Ella es aficionada a los toros; un día que tenía entrada para mí la invité a
venir, en un arrebato. Accedió y moví cielo y tierra para encontrar una segunda
entrada, como dicen los anglos, regardless
the price. Más encuentros, cenas entre amigos, charlas. En el fondo sabía,
hasta el día de ayer, que pasar de ahí era casi imposible. Creía que lo que más
podría llegar a tener serían encuentros esporádicos para hablar de libros. Aun
así, sabes que lo intenté, vive Dios. Intuí la conexión.
La otra tarde estaba viendo el partido en el
local cuando oigo una voz femenina. Furtiva e instintivamente, levanto la
cabeza. Es ella. Juro que estaba más deslumbrante que nunca. Saluda a todos, me
deja para el final. ¡¡Crápula!! – exclama. Me besa y abraza, quedándose medio
segundo más de lo necesario. Diablos, menos mal que es el Madrid quien juega y
no el Valencia, pienso, porque ya es imposible que me pueda concentrar. Se
sienta en la única silla libre, al otro extremo, y así transcurren las cosas
durante los treinta minutos de partido restantes, sin sobresaltos. Acaba el
partido y se levanta para irse, había venido solamente un rato. Me levanto yo
también y la sigo.
Justo antes de salir del local hay un espejo
de pie. Se para y, de perfil, mira su reflejo. Yo apoyo suavemente las manos en
sus hombros, en mi estudiado gesto cariñoso y protector. La rodeo lentamente y
me paro delante de ella, ya mirándonos de frente. Se mira de reojo y es
entonces cuando pronuncia las palabras:
“Ay, qué gorda estoy”. Me quedo anonadado, comprendiendo. Ella abunda, dándose
cuenta, supongo, de que me ha cambiado la expresión y de que casi me tiemblan
las piernas: “ya se me nota, ¿no?”. Lo dice sin maldad, como para asegurarse de
que no soy tan gilipollas de no haberlo pillado a la primera (sabe que soy
capaz de eso y de más). Si es cierto eso que dicen que, en los instantes
previos a la muerte, los momentos relevantes de tu vida pasan como una
película, estoy seguro de que éste lo veré en HD. No te miento si te digo que
todos los vozarrones de éstos se apagaron en mi cabeza, no oía nada. Todo
oscuridad, sólo la gitana con su vestido de rayas de colores, viéndose de
perfil, y luego apuntándome con la mirada baja, y yo, estúpidamente parado sin poder
decir nada. Con el estupor y el miedo y el sentir de la pérdida que se me
acababa de producir, de golpe y para siempre. Al final, mascullé lo de rigor,
que qué va, que estaba estupenda y que de cuánto estaba. Imagino que me diría
algo más mientras la acompañaba a su coche; no lo recuerdo.

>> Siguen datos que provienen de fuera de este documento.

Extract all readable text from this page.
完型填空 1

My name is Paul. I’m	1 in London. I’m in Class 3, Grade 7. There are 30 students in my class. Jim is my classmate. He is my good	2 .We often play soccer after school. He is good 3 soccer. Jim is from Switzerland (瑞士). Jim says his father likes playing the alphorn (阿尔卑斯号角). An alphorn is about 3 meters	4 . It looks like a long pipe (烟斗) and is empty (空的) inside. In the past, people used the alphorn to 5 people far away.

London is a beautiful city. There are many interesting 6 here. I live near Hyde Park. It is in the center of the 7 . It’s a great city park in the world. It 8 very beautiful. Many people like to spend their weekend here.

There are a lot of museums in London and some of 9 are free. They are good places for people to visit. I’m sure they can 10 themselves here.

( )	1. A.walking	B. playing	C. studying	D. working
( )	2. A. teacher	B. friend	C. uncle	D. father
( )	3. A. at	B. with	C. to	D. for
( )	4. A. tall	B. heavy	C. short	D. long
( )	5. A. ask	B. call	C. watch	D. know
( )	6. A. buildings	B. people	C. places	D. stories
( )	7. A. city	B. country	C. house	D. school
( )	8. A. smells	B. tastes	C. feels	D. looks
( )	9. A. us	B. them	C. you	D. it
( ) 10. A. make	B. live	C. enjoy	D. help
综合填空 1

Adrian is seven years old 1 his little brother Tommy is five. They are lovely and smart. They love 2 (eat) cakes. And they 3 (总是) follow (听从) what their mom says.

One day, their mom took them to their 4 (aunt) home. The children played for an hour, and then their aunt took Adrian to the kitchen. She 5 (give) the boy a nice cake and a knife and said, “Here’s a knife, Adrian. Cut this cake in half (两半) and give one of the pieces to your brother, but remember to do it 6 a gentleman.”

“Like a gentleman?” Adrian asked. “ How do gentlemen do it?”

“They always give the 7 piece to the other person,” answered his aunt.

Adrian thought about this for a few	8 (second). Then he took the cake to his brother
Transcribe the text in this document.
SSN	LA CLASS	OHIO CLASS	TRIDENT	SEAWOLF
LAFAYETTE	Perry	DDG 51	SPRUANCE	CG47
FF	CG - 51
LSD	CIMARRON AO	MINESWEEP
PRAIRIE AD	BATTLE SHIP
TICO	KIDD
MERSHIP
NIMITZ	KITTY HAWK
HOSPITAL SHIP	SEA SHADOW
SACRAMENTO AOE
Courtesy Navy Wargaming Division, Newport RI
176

Se para junto a su viejo Opel Corsa, lo abre
y me mira. No hace falta decir nada más. Yo podría haber dicho, no obstante,
mil cosas. Haberme interesado algo más por su embarazo: y quién es él, y cómo
te encuentras, y si ya sabes si es niño o niña. O preguntarle, como si no
pasara nada, por la novela de Zola que estaba leyendo la última vez que habíamos
hablado. Yo qué sé. Pero realmente, aunque al segundo siguiente estaría
arrepentido, sólo quería volver a casa. “Adiós, Sofía” – le dije. Y otra mirada
de las que durarán toda la vida.
Tal vez, en ese último momento de imágenes superpuestas, ella verá la mía reflejada en el espejo cogiéndole de los hombros, mirándola y
presintiendo el desastre, emitiendo ondas de terror. Tal vez. Mientras tanto,
habrá que girar el tambor del revólver y buscar una nueva bala".